I will say: if we did merge, I think we should have a clear (minimalistic) interface to HDF5Arrays. I’d propose, making the following part of the public interface. Everything else is implementation detail.

  • Data must be stored on disk in a HDF5 compatible format.

This may include JLD and JLD2 for example, even if they only cover a subset of the HDF5 spec

  • Any HDF5Array satisfies the AbstractArray interface

eachindex must return an iterator over every index, getindex, setindex!, size, etc. should all work as expected, regardless of any underlying tiling / chunking.

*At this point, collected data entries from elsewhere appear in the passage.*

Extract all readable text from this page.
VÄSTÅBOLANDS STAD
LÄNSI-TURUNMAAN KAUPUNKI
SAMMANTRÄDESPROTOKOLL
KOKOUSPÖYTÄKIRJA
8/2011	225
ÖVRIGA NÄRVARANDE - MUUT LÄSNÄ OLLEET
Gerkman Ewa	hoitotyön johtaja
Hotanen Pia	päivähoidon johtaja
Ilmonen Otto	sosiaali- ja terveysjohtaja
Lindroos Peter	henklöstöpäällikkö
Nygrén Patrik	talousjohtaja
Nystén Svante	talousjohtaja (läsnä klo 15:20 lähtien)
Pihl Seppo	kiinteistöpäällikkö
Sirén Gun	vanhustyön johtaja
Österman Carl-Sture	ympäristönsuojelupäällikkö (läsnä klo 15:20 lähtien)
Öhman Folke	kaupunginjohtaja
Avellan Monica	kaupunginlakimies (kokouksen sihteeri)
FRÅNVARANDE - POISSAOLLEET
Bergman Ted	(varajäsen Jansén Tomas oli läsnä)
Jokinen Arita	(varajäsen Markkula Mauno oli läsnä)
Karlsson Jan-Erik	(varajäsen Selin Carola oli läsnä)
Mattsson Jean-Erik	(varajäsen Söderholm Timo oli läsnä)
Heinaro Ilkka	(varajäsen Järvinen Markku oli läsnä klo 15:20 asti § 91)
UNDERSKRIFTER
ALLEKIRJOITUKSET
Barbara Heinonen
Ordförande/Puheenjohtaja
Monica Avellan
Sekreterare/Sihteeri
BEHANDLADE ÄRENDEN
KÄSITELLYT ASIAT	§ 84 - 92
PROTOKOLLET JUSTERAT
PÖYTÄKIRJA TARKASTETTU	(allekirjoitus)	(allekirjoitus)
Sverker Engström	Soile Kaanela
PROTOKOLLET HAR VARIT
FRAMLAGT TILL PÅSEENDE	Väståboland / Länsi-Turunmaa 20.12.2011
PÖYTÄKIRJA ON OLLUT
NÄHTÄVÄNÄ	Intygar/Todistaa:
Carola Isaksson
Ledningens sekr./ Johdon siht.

  • eachchunk must return an iterator over chunks (not indices, but actual values) of an array

  • Customisation options

This includes setting chunk sizes on construction, defining where a dataset should be stored, whether a dataset should be memory mapped or compressed. Note that the names and exact behaviours may differ from HDF5.jl.

HDF5Array{Float64, 2}(path, internal_path, undef, 1000, 20, "chunk", (100, 5))

will not be supported by HDF5Arrays for example, even if HDF5.jl supports it. On the other hand, HDF5Arrays may also support features that HDF5.jl doesn’t, like serialisation of more complex types that “just works”.